Die Kunden und Gäste des Impresarios Antoine wissen also, dass sie an einem Spiel teilnehmen. Doch die Szenen wecken so viel Magie, dass der Zauber stets funktioniert. Egal, ob historische Szenen nachgestellt werden, ob es um persönliche Begegnungen geht (ein alter Mann trifft in der Rolle eines jungen Mannes immer wieder seinen längst verstorbenen Vater) oder um eine große Liebe, deren Erblühen etliche Jahrzehnte zurückliegt.
Autor/Regisseur Nicolas Bedot hat seine Versuchsanordnung mit größter Raffinesse arrangiert. In der ersten Szene glaubt man, in einem Kostümfilm zu sitzen. Dann wechselt das Geschehen in eine Gegenwart, die für die Hauptfiguren Victor und Marianne eine freudlose ist. Marianne, des Zynismus und des Gejammers ihres Gemahls überdrüssig, hat sich längst heimlich einen Lover genommen.
Doch bevor die Atmosphäre allzu trist wird, geht’s vorwärts in die Vergangenheit. Willkommen im Café „La Belle Époque“: Wenn Daniel Auteuil als Zeitreisender Victor ins Jahr 1974 eintaucht, dann wird sein altes Herz binnen Sekunden wieder jung. Neugierig schaut er sich um in der vertrauten Umgebung seiner Jugend.
Höchst spielerisch wird der Kontrast zur Gegenwart aufgebaut: Die Welt von einst, in der mit Hingabe debattiert und geflirtet wird, scheint überaus verlockend. Statt Smartphones in jeder Hand gibt’s in diesem Café nur ein einziges Gemeinschaftstelefon für alle; selbstverständlich mit Wählscheibe. Und zur optimistischen Grundstimmung jener Jahre passt auch die Tatsache, dass an allen Tischen sorglos getrunken und gequalmt wird. Gesundheitswarnungen waren 1974 kein besonders großes Thema.

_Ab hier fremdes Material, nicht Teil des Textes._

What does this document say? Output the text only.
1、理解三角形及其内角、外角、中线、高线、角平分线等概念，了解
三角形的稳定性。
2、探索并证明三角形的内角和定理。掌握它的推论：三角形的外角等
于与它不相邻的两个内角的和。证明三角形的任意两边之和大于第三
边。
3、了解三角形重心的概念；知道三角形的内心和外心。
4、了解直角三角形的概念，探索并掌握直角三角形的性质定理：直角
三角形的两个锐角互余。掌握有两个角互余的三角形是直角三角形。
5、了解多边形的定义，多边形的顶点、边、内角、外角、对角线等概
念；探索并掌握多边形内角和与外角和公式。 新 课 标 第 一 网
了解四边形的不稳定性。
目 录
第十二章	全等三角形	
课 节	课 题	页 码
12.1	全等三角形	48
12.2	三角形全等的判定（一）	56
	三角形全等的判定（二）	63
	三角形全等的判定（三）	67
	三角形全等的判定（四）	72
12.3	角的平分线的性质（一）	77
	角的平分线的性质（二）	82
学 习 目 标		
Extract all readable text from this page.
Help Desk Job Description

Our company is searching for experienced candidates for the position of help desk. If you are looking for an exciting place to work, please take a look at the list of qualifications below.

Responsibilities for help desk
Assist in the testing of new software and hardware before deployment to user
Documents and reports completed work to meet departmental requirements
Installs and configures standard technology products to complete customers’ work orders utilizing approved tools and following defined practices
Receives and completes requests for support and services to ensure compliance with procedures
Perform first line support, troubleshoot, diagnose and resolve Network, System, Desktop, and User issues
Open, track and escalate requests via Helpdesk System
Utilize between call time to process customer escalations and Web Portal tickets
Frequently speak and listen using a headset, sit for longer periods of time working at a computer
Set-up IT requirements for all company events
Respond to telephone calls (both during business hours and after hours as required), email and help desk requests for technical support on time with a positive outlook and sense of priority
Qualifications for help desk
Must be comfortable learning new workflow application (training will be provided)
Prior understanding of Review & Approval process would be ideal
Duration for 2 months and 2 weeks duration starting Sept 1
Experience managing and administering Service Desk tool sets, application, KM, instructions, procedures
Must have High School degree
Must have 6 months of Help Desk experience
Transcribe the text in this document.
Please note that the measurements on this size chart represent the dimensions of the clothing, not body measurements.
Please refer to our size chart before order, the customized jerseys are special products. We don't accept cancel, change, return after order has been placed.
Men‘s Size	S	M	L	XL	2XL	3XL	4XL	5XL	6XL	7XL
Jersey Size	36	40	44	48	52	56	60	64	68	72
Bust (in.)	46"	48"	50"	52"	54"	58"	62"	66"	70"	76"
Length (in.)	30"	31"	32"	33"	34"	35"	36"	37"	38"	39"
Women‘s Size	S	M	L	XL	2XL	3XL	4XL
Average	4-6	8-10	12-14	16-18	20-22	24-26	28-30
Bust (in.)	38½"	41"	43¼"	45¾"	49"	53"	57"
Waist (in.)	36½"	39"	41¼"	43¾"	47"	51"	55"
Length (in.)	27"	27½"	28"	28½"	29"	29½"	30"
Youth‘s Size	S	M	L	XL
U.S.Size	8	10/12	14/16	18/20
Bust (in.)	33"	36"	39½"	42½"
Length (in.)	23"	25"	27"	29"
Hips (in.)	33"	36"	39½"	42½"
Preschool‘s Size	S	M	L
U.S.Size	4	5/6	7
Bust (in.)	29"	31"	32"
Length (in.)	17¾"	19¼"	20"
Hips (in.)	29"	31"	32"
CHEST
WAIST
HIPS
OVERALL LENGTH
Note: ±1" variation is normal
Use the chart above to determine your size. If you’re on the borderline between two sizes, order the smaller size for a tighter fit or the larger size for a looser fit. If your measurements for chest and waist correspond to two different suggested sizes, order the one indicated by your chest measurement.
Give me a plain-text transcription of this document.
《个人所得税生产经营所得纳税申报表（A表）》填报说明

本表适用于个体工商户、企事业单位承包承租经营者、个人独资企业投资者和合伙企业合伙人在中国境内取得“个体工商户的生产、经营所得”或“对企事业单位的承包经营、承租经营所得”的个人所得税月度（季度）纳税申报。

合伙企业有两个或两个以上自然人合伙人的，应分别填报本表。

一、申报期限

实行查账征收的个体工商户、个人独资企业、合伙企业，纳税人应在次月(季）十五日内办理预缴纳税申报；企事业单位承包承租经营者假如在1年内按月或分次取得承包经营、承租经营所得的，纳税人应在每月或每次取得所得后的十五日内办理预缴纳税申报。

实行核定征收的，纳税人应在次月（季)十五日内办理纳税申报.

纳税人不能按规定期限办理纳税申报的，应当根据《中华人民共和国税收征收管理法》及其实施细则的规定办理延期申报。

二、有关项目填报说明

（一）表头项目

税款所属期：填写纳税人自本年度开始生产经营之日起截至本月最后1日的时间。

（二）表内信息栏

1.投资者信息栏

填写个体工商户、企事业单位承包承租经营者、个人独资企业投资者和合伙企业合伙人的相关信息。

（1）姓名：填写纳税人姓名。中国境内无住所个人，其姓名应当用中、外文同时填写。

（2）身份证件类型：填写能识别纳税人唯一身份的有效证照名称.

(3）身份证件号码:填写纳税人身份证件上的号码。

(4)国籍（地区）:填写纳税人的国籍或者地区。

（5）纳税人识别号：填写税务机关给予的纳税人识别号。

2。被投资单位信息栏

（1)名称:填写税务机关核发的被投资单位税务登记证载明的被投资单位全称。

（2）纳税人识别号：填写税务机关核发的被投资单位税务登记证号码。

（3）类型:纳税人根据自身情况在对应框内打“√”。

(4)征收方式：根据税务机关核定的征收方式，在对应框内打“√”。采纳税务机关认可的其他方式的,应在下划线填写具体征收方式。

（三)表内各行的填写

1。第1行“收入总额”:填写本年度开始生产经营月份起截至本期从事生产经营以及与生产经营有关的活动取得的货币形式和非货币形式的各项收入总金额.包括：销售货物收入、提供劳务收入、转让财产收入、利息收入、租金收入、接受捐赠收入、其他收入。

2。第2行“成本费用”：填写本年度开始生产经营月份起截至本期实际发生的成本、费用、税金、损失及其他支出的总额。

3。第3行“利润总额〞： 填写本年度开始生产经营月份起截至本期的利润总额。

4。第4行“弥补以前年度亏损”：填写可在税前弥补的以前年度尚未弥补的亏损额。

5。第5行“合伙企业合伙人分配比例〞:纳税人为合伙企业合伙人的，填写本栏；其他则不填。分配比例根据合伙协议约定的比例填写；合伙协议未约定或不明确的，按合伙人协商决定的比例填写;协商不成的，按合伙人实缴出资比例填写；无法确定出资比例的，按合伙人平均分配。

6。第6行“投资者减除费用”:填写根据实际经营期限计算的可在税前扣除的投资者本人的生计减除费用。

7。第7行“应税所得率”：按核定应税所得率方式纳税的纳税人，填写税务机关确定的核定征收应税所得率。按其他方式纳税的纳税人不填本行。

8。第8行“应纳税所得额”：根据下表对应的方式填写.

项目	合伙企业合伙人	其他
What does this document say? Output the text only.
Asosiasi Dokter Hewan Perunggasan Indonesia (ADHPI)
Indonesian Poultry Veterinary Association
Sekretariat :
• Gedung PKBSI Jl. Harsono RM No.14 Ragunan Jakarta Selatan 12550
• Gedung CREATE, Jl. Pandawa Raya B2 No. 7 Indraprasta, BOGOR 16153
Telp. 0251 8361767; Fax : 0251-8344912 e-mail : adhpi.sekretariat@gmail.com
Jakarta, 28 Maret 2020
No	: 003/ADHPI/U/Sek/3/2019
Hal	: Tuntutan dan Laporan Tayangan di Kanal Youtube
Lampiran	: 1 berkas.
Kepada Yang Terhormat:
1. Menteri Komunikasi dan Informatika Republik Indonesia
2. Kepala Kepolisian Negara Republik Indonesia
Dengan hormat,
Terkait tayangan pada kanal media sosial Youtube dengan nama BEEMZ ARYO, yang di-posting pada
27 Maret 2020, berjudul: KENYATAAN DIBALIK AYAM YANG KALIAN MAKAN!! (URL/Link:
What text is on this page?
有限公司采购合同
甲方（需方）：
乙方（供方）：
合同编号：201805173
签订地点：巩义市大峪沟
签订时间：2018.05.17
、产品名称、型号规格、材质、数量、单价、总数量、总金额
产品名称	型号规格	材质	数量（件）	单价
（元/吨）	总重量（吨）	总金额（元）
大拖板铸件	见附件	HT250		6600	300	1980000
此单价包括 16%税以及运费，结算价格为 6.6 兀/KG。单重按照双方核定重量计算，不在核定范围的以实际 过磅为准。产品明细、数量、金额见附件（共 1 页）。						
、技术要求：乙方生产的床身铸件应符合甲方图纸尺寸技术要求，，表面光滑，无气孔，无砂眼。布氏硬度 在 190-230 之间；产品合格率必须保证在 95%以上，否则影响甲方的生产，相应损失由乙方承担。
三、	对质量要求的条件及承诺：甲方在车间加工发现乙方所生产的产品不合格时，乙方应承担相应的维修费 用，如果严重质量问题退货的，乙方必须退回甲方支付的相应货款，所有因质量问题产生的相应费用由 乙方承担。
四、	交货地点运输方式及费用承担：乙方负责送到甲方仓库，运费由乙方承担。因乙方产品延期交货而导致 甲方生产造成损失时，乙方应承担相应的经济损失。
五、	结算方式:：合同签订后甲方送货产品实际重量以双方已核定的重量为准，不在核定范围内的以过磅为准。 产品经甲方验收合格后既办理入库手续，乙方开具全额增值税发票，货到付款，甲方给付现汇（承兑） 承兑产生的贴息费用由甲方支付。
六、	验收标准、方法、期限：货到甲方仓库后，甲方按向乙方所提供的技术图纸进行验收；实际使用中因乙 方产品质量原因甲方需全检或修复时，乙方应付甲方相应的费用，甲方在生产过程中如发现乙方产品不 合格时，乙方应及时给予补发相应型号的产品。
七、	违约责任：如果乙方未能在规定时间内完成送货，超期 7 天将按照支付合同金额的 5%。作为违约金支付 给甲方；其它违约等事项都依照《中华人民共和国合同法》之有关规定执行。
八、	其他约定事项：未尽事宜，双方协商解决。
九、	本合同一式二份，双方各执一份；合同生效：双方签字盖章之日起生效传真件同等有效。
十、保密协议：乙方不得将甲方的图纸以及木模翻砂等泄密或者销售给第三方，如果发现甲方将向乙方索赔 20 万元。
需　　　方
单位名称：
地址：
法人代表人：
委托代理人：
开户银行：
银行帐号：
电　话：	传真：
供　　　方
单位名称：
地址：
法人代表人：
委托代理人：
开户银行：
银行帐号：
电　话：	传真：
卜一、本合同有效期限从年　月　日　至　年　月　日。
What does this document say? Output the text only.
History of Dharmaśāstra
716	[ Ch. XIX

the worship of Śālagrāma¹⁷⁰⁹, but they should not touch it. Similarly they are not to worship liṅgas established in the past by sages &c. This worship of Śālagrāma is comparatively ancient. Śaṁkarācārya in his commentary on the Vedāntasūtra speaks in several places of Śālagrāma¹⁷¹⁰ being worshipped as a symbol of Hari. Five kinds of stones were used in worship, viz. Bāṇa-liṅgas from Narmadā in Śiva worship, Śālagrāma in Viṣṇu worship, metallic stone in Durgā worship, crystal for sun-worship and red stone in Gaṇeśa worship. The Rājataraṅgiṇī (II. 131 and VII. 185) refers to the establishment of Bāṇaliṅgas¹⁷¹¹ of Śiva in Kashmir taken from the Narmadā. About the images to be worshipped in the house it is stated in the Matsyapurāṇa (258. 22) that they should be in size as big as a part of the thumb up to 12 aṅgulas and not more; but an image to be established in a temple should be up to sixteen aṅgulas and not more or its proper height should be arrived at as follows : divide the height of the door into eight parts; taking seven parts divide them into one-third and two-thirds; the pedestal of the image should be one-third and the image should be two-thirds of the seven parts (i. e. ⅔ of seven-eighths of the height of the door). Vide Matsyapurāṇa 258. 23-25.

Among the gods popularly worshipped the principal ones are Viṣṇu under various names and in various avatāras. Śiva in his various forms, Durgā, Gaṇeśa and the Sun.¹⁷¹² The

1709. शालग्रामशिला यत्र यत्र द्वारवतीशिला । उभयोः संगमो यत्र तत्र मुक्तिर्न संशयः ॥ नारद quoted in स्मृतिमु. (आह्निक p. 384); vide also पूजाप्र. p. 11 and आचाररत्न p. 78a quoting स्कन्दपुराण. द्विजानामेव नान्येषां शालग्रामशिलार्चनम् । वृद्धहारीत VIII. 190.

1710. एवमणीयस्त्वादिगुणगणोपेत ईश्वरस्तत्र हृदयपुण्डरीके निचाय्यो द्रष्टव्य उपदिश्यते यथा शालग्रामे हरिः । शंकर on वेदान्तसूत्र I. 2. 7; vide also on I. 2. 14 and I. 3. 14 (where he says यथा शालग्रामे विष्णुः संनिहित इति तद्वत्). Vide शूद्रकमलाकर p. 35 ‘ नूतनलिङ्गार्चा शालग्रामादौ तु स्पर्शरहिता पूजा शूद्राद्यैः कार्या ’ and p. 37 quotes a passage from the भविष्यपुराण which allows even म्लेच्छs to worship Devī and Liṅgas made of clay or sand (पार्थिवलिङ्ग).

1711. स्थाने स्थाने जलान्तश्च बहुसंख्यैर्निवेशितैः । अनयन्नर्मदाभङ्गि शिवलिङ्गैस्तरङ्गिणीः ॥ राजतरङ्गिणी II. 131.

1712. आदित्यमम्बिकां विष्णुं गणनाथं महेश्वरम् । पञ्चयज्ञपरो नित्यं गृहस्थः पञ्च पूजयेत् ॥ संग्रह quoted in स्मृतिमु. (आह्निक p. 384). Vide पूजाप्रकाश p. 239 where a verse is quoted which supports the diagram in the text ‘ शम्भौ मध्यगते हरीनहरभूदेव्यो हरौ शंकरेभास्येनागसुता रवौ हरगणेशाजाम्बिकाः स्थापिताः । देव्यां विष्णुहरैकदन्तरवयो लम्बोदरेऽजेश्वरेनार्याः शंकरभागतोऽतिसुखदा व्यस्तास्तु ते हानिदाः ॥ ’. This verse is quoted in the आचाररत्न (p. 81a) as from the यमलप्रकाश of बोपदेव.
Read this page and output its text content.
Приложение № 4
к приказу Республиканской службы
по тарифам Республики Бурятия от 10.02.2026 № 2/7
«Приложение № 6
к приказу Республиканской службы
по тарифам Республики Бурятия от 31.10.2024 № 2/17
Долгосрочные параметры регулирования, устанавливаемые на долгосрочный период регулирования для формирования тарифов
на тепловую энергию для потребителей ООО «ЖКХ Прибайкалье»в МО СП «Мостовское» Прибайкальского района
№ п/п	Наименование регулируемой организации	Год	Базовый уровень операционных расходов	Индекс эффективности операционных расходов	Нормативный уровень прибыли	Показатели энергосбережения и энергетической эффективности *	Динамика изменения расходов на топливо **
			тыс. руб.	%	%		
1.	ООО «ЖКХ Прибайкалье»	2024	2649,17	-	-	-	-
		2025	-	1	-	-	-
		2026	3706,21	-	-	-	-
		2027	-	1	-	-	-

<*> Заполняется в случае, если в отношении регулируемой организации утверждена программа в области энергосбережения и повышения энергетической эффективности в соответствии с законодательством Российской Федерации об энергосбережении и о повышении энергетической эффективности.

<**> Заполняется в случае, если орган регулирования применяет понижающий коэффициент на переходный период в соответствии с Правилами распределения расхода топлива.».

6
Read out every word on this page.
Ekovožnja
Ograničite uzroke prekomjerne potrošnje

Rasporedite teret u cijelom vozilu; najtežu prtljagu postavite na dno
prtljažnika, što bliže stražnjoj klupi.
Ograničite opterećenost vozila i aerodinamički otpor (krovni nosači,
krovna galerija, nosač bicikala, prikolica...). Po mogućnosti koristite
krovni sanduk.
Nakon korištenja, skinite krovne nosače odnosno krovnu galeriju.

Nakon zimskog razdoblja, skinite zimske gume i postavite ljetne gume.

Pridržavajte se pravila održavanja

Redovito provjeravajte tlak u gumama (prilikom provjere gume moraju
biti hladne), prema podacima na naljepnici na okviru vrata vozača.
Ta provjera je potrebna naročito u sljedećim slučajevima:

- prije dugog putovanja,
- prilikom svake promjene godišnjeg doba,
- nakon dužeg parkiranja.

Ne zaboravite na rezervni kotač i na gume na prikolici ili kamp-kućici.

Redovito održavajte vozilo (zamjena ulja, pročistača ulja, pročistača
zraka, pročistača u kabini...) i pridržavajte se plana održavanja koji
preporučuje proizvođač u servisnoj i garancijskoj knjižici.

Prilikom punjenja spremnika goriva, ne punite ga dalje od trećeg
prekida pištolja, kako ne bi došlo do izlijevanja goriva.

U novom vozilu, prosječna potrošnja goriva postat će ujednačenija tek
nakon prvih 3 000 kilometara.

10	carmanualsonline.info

Man könnte genussvoll viel Zeit in dieser wohligen Umgebung verbringen. Aber dann kommt die Schauspielerin Margot, gespielt von der Schauspielerin Doria Tillier, als Wiedergängerin von Victors großer Liebe Marianne bei der Tür herein. Ihr Auftritt: Eine Erscheinung. Schlagartig beginnt die Atmosphäre zu knistern. Man spürt, dass zwischen dieser Frau und Victor, der mit irgendeinem dahingestammelten Satz die Konversation beginnt, etwas Großes entstehen kann.
Auch hier verknüpft Regisseur Bedos geschickt Illusion und Realität. Denn natürlich verliebt sich Victor nicht nur in die Marianne von 1974, sondern auch in die Margot von 2019, die privat freilich ein vollkommen anderes (und höchst kompliziertes) Beziehungsleben führt. Es beginnt ein sinnliches Ping-Pong, in dem Traum und Wirklichkeit immer wieder mächtig aufeinander prallen. Und in dem auch Fanny Ardant als echte Marianne große Auftritte hat, die plötzlich bemerkt, dass ihr miesepetriger Gemahl wieder lächeln kann.
So sorgt „Die schönste Zeit unseres Lebens“ für 110 wunderbare Minuten im Kino: Als Zeitdokument, als phantasievolles und phantastisches Spiel der Illusionen – und natürlich als große Liebesgeschichte.
IDEAL FÜR: FreundInnen kluger und sinnlicher Romanzen mit typisch französischem Flair.